うん。あまりにも紺奈局長が正論ばっかり言うから。

反論するのが難しくなってきた。

だから、ちょっと意地悪をしてみようかと思う。

「そうだね。でもだからって、お宅の1110番、碧衣君だったかな?彼みたいに、多くのクラスメイトに愛想を振りまいて、八方美人するよりは…。たった一人でも良いから、心を通い合わせた真の友達を作った方が、良いと思わない?」

『…』

あ、黙らせちゃった。

ちょっと意地悪過ぎたかな。

でも、言っちゃったことは仕方ない。

「それに、見たよ?彼、うちの瑠璃華ちゃんに勝手に会いに来てたでしょ?」

『…それは知っている』

「確かに、『人間交流プログラム』を受けている『新世界アンドロイド』同士が接触してはいけない、という規則はないけど…。随分とやんちゃだね、碧衣君。相変わらず」

『あまり奔放なことはするなと言い聞かせているが、言うことを聞かない』

「良いことなんじゃない?瑠璃華ちゃんに会いに来たのは、瑠璃華ちゃんに『興味があった』からでしょ。凄く人間的な衝動だよ」

そういう意味では、彼もしっかり、『人間交流プログラム』の成果をあげているのだ。

「ただ、八方美人するのはどうかと思うけどなぁ。それで、本当に人間の感情を学べると思う?」

第4局から、瑠璃華ちゃんに関する報告書を送っているように。

第2局からも、碧衣君に関する報告書が送られてきている。

頑張って読んだよ、私。

「彼はとても上手だね。誰からも好かれるよう、意図的に振る舞っている。誰に教えられた訳でもないのに…。そういう意味では、彼はとても、人間的な『新世界アンドロイド』だ」

『…』

「だけど、彼の感情もまた、たった一人に偏ってるように見えるよ。
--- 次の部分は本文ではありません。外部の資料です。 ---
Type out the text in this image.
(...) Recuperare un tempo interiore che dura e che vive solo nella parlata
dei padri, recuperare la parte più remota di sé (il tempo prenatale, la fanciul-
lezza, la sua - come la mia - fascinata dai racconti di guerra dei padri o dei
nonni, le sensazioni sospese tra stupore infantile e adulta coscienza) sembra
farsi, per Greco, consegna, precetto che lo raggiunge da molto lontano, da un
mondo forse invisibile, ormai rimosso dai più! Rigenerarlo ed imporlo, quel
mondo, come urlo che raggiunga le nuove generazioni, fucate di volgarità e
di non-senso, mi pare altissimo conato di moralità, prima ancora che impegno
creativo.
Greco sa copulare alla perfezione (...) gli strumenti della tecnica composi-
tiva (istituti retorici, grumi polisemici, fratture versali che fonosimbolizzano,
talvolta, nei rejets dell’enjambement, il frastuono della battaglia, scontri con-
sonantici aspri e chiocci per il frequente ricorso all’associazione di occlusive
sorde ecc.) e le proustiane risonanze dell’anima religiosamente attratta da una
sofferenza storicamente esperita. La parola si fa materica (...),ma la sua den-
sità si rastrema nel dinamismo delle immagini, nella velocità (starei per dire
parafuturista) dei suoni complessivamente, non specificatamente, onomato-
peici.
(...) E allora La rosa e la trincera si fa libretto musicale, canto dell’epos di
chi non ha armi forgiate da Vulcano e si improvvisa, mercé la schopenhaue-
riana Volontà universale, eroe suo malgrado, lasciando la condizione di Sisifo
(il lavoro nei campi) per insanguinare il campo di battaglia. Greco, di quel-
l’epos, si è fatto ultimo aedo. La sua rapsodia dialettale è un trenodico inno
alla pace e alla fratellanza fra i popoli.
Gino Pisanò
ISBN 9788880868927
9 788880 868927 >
瑠璃華ちゃんと話してたときの音声データ、君も聞いたでしょ?」

『…あぁ、聞いた』

「あれを聞いて、どう思った?」

『…』

と、紺奈局長は少し黙った。
 
そして、ちょっと困ったような、呆れてるような顔で言った。
 
『…相変わらず、困った奴だと思った』

うん。

君も相変わらず素直で、安心したよ。私は。